Business Materials 29 August 2017 12:08 (UTC +04:00)

By Kamran Dadkhah

The price index and inflation rate (the rate of growth of price index) are among the most important data compiled by any government. Many economic and commercial decisions hinge on the inflation rate and many commercial contracts explicitly mention the index.

I should mention that we talk of the index and the inflation rate but in reality there are more than one index. For example, in the United States there are consumer price index and producer price index (not to mention the indices for different regions and cities).

For Iran there are urban and rural indices. In all countries in the world the price indices are compiled and reported by one government organization. For instance, in the United States it is the Bureau of Labor Statistics (BLS) that reports the price index. It is totally wrong and detrimental to the health of an economy if two different organizations come up with two different indices. But this has been going on for some time in Iran; both, Bank Markazi (Central Bank of Iran) and the Statistical Center of Iran, compile price indices and report inflation.

In addition, the data should be compiled based on scientific methods. The process should be open to the public and university scholars and researchers should help to improve the data collection and compilation. For instance, the BLS in the US is using chained index so that the weights of different items are updated continuously.
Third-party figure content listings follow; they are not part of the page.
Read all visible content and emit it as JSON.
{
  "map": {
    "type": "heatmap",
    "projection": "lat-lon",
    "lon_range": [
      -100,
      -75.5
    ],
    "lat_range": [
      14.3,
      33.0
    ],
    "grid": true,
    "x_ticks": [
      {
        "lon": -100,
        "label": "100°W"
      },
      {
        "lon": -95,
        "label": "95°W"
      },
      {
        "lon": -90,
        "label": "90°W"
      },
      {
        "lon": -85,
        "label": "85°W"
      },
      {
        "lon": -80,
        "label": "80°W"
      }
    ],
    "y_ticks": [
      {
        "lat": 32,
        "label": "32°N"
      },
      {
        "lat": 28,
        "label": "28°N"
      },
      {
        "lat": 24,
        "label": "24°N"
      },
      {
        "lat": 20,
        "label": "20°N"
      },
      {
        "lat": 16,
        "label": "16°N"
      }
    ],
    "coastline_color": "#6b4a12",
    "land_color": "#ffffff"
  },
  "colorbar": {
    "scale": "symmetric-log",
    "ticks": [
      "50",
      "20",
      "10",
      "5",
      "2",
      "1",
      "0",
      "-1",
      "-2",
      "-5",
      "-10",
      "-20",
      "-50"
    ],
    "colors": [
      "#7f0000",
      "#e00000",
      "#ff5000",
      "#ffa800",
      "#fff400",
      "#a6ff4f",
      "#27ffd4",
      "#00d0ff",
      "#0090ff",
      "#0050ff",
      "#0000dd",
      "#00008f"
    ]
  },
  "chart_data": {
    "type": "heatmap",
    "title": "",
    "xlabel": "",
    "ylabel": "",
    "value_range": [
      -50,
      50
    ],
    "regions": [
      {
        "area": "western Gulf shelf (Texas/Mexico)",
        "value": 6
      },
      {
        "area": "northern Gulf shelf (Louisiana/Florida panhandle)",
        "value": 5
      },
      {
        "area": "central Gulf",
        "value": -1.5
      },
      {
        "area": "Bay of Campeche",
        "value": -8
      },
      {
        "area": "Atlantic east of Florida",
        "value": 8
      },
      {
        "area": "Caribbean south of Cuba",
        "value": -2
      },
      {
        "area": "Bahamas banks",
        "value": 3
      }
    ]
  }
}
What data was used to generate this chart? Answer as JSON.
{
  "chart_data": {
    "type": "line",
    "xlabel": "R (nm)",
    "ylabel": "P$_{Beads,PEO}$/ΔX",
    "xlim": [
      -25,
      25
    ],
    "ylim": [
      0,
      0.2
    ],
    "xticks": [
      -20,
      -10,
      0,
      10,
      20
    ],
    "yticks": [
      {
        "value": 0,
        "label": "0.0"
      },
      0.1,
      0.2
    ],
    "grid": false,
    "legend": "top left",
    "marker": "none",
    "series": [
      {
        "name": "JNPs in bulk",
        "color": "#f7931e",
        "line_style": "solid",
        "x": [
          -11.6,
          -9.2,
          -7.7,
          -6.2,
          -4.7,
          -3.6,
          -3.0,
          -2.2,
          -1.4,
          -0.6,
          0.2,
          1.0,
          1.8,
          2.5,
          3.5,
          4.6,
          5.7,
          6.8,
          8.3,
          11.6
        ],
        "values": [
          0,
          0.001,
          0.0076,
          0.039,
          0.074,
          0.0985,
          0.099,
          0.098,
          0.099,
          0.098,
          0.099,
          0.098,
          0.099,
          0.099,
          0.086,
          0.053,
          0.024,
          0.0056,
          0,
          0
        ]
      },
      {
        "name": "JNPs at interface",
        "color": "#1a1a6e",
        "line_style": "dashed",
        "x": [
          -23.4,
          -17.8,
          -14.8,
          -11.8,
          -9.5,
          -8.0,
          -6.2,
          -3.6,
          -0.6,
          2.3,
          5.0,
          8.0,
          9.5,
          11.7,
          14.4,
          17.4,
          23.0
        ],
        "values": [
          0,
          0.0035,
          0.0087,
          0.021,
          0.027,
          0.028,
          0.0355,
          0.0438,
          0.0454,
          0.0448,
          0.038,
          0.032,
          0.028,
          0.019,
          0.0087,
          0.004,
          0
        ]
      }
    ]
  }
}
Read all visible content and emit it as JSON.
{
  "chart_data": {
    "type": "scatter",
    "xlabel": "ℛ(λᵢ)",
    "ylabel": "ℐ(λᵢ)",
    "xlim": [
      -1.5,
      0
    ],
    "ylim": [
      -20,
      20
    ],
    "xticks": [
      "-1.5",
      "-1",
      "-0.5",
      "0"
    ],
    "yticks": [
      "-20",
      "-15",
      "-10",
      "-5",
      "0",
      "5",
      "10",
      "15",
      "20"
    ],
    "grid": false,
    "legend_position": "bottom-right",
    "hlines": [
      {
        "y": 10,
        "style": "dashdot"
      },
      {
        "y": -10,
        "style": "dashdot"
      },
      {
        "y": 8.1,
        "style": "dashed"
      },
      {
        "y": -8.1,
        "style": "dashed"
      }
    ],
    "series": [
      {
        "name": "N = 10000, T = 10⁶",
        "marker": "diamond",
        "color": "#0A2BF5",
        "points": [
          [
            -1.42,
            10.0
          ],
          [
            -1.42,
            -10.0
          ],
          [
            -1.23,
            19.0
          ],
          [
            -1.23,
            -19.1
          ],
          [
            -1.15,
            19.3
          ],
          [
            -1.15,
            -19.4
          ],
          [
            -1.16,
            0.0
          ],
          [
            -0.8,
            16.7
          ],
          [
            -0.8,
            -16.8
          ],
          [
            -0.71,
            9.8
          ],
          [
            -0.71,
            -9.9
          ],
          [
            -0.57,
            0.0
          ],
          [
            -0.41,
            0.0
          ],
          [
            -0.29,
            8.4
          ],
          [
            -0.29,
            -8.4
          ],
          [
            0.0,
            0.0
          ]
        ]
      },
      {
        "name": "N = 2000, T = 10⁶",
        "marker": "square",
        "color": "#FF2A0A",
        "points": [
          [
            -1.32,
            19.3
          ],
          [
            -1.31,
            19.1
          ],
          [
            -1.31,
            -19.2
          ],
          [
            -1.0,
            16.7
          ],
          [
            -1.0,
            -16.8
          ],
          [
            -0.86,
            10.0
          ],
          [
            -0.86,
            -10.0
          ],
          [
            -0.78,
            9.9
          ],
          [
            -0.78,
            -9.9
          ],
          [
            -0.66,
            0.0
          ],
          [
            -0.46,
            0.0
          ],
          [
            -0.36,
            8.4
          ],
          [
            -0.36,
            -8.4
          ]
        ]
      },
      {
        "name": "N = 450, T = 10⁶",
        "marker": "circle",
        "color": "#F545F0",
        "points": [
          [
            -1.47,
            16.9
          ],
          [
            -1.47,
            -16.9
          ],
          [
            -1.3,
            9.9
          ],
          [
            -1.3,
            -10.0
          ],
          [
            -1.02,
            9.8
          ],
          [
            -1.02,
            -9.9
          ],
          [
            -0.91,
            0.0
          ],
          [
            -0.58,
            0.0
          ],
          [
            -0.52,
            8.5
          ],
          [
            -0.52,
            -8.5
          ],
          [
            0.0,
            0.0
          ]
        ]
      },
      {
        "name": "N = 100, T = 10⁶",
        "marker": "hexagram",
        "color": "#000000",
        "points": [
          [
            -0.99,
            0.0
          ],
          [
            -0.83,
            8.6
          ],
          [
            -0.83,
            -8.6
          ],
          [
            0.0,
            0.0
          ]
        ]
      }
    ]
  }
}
We don’t know if the technique is known or used in Iran. Another important characteristic of the inflation rate is that people feel it with their flesh in their daily life. The government can lie about the growth rate of the GDP and many people may not pay attention or dispute it.

But inflation rate is felt by every family in their daily and monthly expenditures. Therefore, lying about inflation by the government would be self-defeating. Recently, the Iranian government has claimed that it had brought down the inflation rate to a single digit.

According to the data published by Iran’s Statistical Center the inflation rate in Khordad (third month of the Iranian calendar year starting March 20) compared to the same month last year had been 7.4 percent.

The rate for the same period was reported 11 percent by the Central Bank (the rate for the fourth month, Tir is reported 9.9 percent).Yet the monetary data for the same period (Khordad last year to Khordad this year) show that the growth rate of money (M1) was 20.7 percent and for liquidity (M2) 24.1 percent.

The question is that how could we reconcile these data. Did the economy grow by 13 percent or even 16 percent? Even the higher inflation rates of Central Bank of Iran require growth rates of above 10 percent. Continuous high rates of inflation cause the same amount of liquidity to create even more inflation. First, inflation puts the expectations of inflation in the minds of consumers, workers and businesses. Inflation also increases the velocity of circulation, that is, the speed with which money changes hands.

The Iranian economy has been experiencing high rates of inflation for the past decades. Thus, the reported data, particularly by the Statistical Center of Iran are not reliable.

Kamran Dadkhah is an associate professor in the Department of Economics at Northeastern University, Boston, where his areas of interest are econometrics, macroeconomics, international economics, and Middle Eastern economies.